Karl Marx, Class Struggle in France 1848-1850
RENCANA pemerintahan Joko Widodo menaikkan Pajak Pertambahan Nilai (PPN) dan pengenaan PPN atas barang kebutuhan pokok tahun depan patut dikecam. Mereka seakan abai pada sejarah yang telah berkali-kali mencatat bahwa pajak merupakan salah satu sumber persoalan—yang telah memicu berbagai pemberontakan dan revolusi.
Berikut beberapa peristiwa besar yang mengubah dunia yang berawal dari protes atas pajak:
- Pemberontakan kaum Zelot Yahudi di tanah Yudea di abad pertama Masehi.

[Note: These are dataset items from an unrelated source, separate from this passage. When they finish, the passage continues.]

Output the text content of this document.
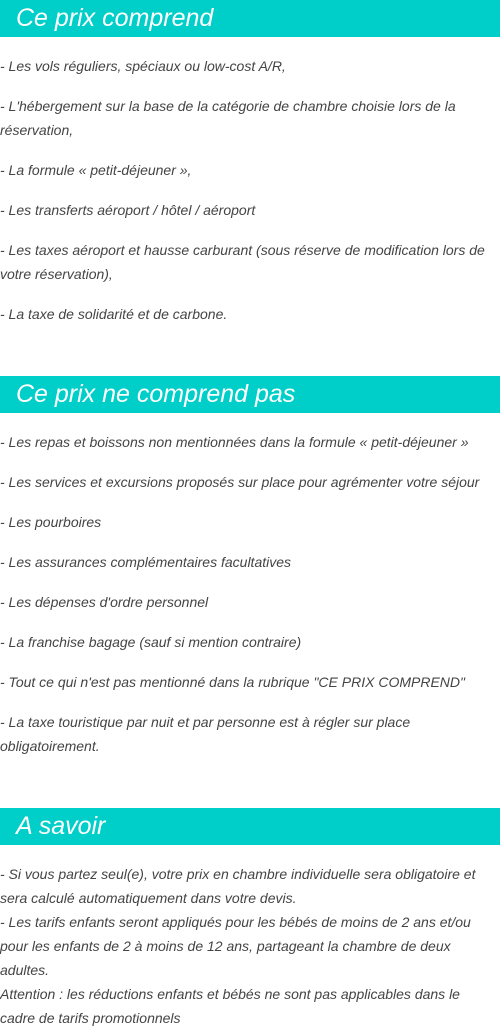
Ce prix comprend
- Les vols réguliers, spéciaux ou low-cost A/R,
- L'hébergement sur la base de la catégorie de chambre choisie lors de la réservation,
- La formule « petit-déjeuner »,
- Les transferts aéroport / hôtel / aéroport
- Les taxes aéroport et hausse carburant (sous réserve de modification lors de votre réservation),
- La taxe de solidarité et de carbone.
Ce prix ne comprend pas
- Les repas et boissons non mentionnées dans la formule « petit-déjeuner »
- Les services et excursions proposés sur place pour agrémenter votre séjour
- Les pourboires
- Les assurances complémentaires facultatives
- Les dépenses d'ordre personnel
- La franchise bagage (sauf si mention contraire)
- Tout ce qui n'est pas mentionné dans la rubrique "CE PRIX COMPREND"
- La taxe touristique par nuit et par personne est à régler sur place obligatoirement.
A savoir
- Si vous partez seul(e), votre prix en chambre individuelle sera obligatoire et sera calculé automatiquement dans votre devis.
- Les tarifs enfants seront appliqués pour les bébés de moins de 2 ans et/ou pour les enfants de 2 à moins de 12 ans, partageant la chambre de deux adultes.
Attention : les réductions enfants et bébés ne sont pas applicables dans le cadre de tarifs promotionnels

Kemarahan tercermin dalam pandangan orang Yahudi pada zaman itu bahwa pemungut cukai (petugas pajak) adalah golongan ‘orang berdosa.’ Yerusalem diluluhlantakkannya namun bangsa Yahudi jadi terusir tanah moyangnya;
- Pemberontakan Petani Jerman (1624-25), yang menjadi bahan pembahasan Engels dalam Perang Tani di Jerman;
- Perang Saudara Inggris yang mempopulerkan slogan “Off with his head!” ketika memancung kepala Raja Charles I. Peristiwa ini khususnya diawali dengan pemenjaraan seorang pemboikot pajak bernama John Hampden;
- Perang Kemerdekaan Amerika Serikat. Antara lain dipicu oleh pengenaan pajak atas teh kecuali untuk East India Company (EIC) yang memungkinkan mereka memonopoli teh. Salah satu slogan tenar dari revolusi ini adalah “tak ada pajak tanpa keterwakilan.”

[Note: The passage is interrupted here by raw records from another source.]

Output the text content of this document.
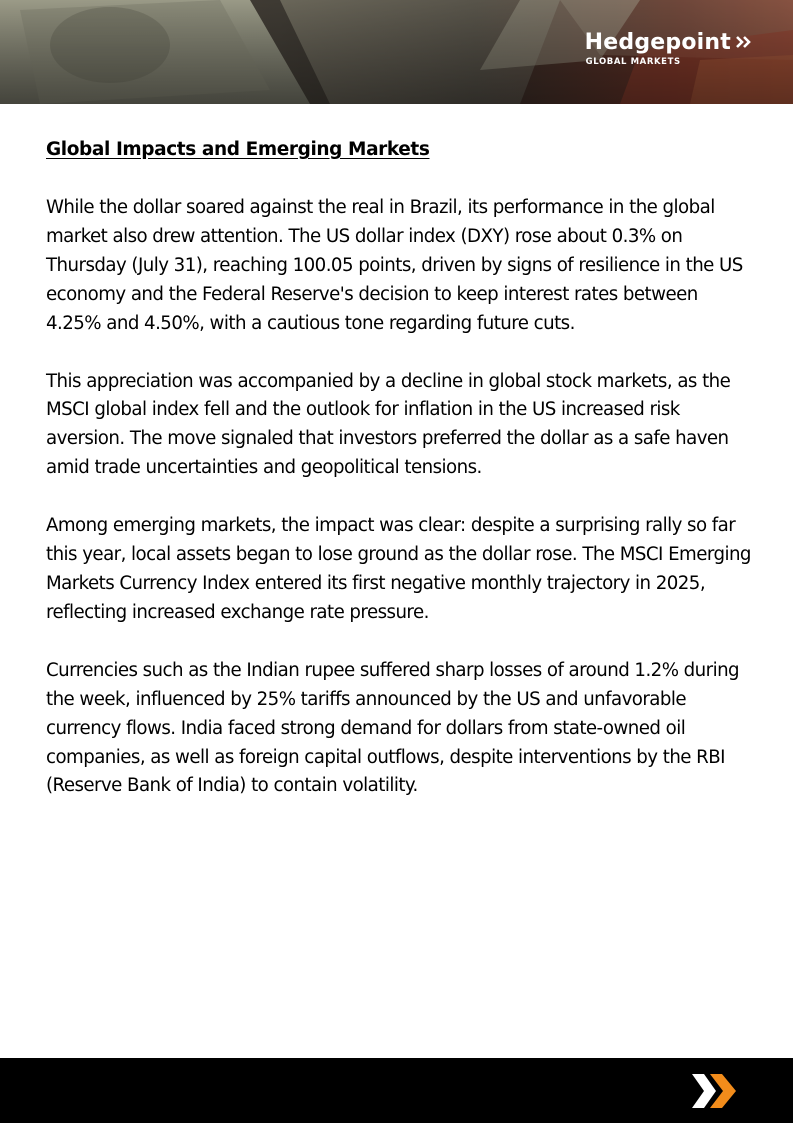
Hedgepoint
GLOBAL MARKETS
Global Impacts and Emerging Markets

While the dollar soared against the real in Brazil, its performance in the global market also drew attention. The US dollar index (DXY) rose about 0.3% on Thursday (July 31), reaching 100.05 points, driven by signs of resilience in the US economy and the Federal Reserve's decision to keep interest rates between 4.25% and 4.50%, with a cautious tone regarding future cuts.

This appreciation was accompanied by a decline in global stock markets, as the MSCI global index fell and the outlook for inflation in the US increased risk aversion. The move signaled that investors preferred the dollar as a safe haven amid trade uncertainties and geopolitical tensions.

Among emerging markets, the impact was clear: despite a surprising rally so far this year, local assets began to lose ground as the dollar rose. The MSCI Emerging Markets Currency Index entered its first negative monthly trajectory in 2025, reflecting increased exchange rate pressure.

Currencies such as the Indian rupee suffered sharp losses of around 1.2% during the week, influenced by 25% tariffs announced by the US and unfavorable currency flows. India faced strong demand for dollars from state-owned oil companies, as well as foreign capital outflows, despite interventions by the RBI (Reserve Bank of India) to contain volatility.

Banyak legenda juga bertutur tentang perlawanan terhadap aturan pajak yang dianggap memberatkan:
- Sekte Teratai Putih (pek lian kauw) yang sering muncul dalam kisah-kisah silat. Pada dasarnya ini adalah satu pemberontakan terhadap pemerintahan Manchu. Dukungan besar terhadap pemberontakan ini datang dari petani-petani garam yang keberatan dengan pajak dan monopoli garam oleh kerajaan Tiongkok;
- Robin Hood. Satu legenda yang sangat terkenal tentang seorang begal budiman yang merampok uang pajak yang dipungut secara semena-mena oleh Sheriff dari Nottingham untuk dibagikan kembali pada rakyat.
Daftar ini hanya mencantumkan sekelumit saja dari sekian banyak pemberontakan yang dipicu atau tersangkut dengan persoalan pajak. Pemerintah mana pun di atas muka bumi harus selalu ingat bahwa penerapan pajak yang didukung rakyat akan memberinya fondasi kekuasaan yang kokoh; dan sebaliknya, tidak sedikit pemerintahan yang terguling (dan nyawa yang hilang) akibat pengenaan pajak yang tidak disetujui oleh rakyat.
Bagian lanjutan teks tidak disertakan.